XSync-1 wrote:How would you guys describe the quality of the device? Is the sound and picture good?
While I've not used one myself, I've not seen any complaints about image degradation.
XSync-1 wrote:Does it have both an RCA and a Scart output, meaning that you could connect both the RCA output and the Scart output to a Framemeister or OSSC at the same time, and then switch between them? Or would you be unable to output both at the same time?
It looks like it has both SCART and component outputs, but the product pages indicate that you should only have one output hooked up at a time; however, it also looks like at least one variant (I didn't exhaustively check each one) has an RGB to YPbPr converter baked in, so you could feasibly have all five consoles hooked up, activate the converter, and connect the switcher's YPbPr component output to the Framemeister's D-Terminal input.
No issues with any sort of signal degradation. It is after all, very simple pass through routing.
You cannot have multiple outputs connected at the same time. Doing so WILL cause signal degradation on both outputs. There is a switch that allows the scart output to become a 7th input. Useful if you are using the rca outputs.
I'm talking about the 6-to-1 switch posted in the op.
Oh and this cable works great on the rca output, with some bnc female to rca male adapters...assuming you have something like the greenantz in your chain and want to transcode to ypbpr: https://www.monoprice.com/product?p_id=568
I have it. It's just a simple passthrough. No modifications to the signal.
It doesn't add any warped graphics to the Master System unlike the shinybow. I do enjoy my shinybow scart switch but this really is the next best thing.
Be mindful though if your trying to daisy chain the shinybow with the otaku switcher, you'll need to make the otaku switch your point device as the SB won't function in reverse.
NoAffinity wrote:You cannot have multiple outputs connected at the same time. Doing so WILL cause signal degradation on both outputs.
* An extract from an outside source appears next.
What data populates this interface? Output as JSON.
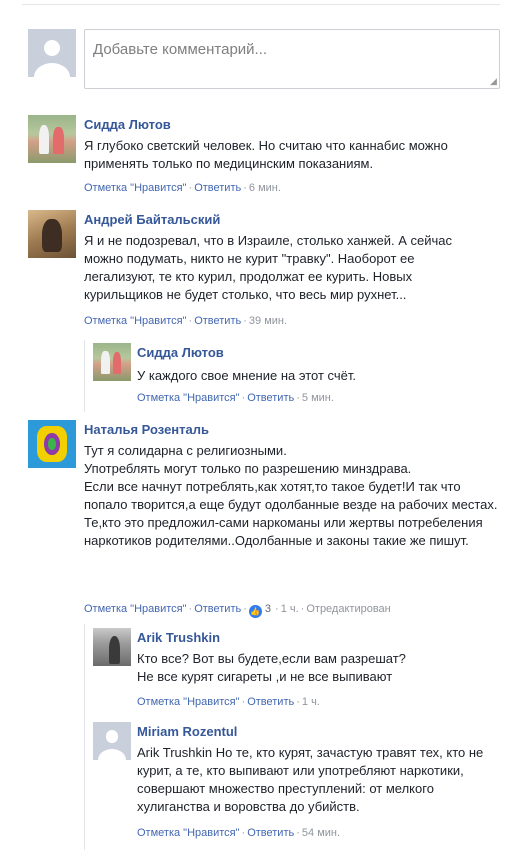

Is an output considered “connected” if the sink device is powered off? For instance, if one output is going into an OSSC and the other into a Framemeister, but only one of those is powered on at any given time, will the signal going through that single powered device be degraded?
NoAffinity wrote:You cannot have multiple outputs connected at the same time. Doing so WILL cause signal degradation on both outputs.
Is an output considered “connected” if the sink device is powered off? For instance, if one output is going into an OSSC and the other into a Framemeister, but only one of those is powered on at any given time, will the signal going through that single powered device be degraded?
Yes, if theres a physical connection, regardless if the device is on or off, the signal will be degraded.